Von einem Bauer der auszog eine neue Frau zu finden - Liebeswerben mit Hindernissen
von E. Pultke-Sradnick

Das sollte ihm mit den Weibern nicht noch mal passieren, ihm nicht! Rachgierig, großmäulig und unverfroren waren sie. Der Kleinbauer Luberius zog seine Klumpen vor der Haustür aus, goß sich in der Küche einen Schnaps ein und legte sich aufs Sofa.

Es wurmte ihn ordentlich, dies mit der zodderkoppschen Lola Kammbrecht, dieser dowen Put. Auch, daß er auf dem Markt seine Hühner für nuscht und wieder nuscht losgeworden war.

Vor zwei Jahren war seine Frau gestorben, welches Unglück. Was die arbeiten konnte! Seitdem sie nicht mehr da war, lief alles nicht mehr so richtig. Sie fehlte ihm überall. Sie hatte sich ganz einfach zu Tode gerackert auf dem kleinen Anwesen. Für eine Magd hatte es nie ganz gereicht. Es war schon immer eine große Ausgabe, wenn sie im Sommer und zur Aust zwei Scharwerker nehmen mußten. Für seine Frau blieben dann gerade mal die 14jährigen Mädchen, die aus der Schule entlassen waren. Sie halfen dann in der Zeit des Einweckens für Obst und Gemüse.

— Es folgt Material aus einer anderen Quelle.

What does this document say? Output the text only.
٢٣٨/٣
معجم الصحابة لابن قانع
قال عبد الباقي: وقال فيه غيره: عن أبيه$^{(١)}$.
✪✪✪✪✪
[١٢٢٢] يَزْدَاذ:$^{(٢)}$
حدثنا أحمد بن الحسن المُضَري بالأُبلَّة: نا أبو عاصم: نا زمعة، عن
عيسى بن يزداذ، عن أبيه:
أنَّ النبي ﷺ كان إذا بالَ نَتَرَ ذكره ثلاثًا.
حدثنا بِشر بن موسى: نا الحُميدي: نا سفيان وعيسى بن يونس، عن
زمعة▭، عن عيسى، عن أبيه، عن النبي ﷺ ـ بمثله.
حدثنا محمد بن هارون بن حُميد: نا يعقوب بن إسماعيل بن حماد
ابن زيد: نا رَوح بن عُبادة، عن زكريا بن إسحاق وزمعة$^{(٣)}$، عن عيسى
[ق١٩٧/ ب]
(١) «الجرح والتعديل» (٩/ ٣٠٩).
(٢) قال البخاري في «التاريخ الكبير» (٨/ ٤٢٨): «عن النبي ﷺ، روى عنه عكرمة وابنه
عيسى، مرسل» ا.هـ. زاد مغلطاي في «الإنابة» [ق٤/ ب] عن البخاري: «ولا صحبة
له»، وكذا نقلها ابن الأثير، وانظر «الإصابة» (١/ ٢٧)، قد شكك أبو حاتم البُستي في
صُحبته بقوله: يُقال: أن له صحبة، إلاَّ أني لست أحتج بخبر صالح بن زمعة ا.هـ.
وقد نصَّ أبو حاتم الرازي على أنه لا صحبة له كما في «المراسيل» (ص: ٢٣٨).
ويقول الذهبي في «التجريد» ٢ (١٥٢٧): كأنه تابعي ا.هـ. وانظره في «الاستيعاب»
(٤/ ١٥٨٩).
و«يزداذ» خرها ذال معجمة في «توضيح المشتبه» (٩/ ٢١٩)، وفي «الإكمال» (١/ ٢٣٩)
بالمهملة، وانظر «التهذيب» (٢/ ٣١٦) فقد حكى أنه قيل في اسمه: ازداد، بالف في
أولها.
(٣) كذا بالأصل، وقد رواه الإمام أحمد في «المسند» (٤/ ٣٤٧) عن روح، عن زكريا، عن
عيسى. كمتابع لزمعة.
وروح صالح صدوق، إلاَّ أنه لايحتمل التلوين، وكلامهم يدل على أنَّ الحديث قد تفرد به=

Luberius hatte nun beschlossen, daß er doch wieder eine Bäuerin ins Haus holen wollte. Zuerst versuchte er aber den Hof zu verkleinern. Vor allem die Hühner mußten weg, auch der Hahn, das waren nur unnütze Fresser, machten Dreck, kakelten nur und krakeelten rum. Vier Stück würden ihm genügen.

So beschloß er am Sonnabend auf den Markt zu fahren. Aber wie sollte er das Federvieh bloß transportieren? An Ideen hatte es ihm noch nie gefehlt, und so ging er in den Wagenschauer und suchte sich da einen großen Korb. Dann ergriff er acht Hühner, die noch auf der Stange saßen, und band sie mit einem Benzel, einem alten Stück Bindfaden, am Fuß und ebenso am Korbbügel fest. Die Hühner sollten sich ja auch bewegen können. Über alles schlug er ein altes Tuch.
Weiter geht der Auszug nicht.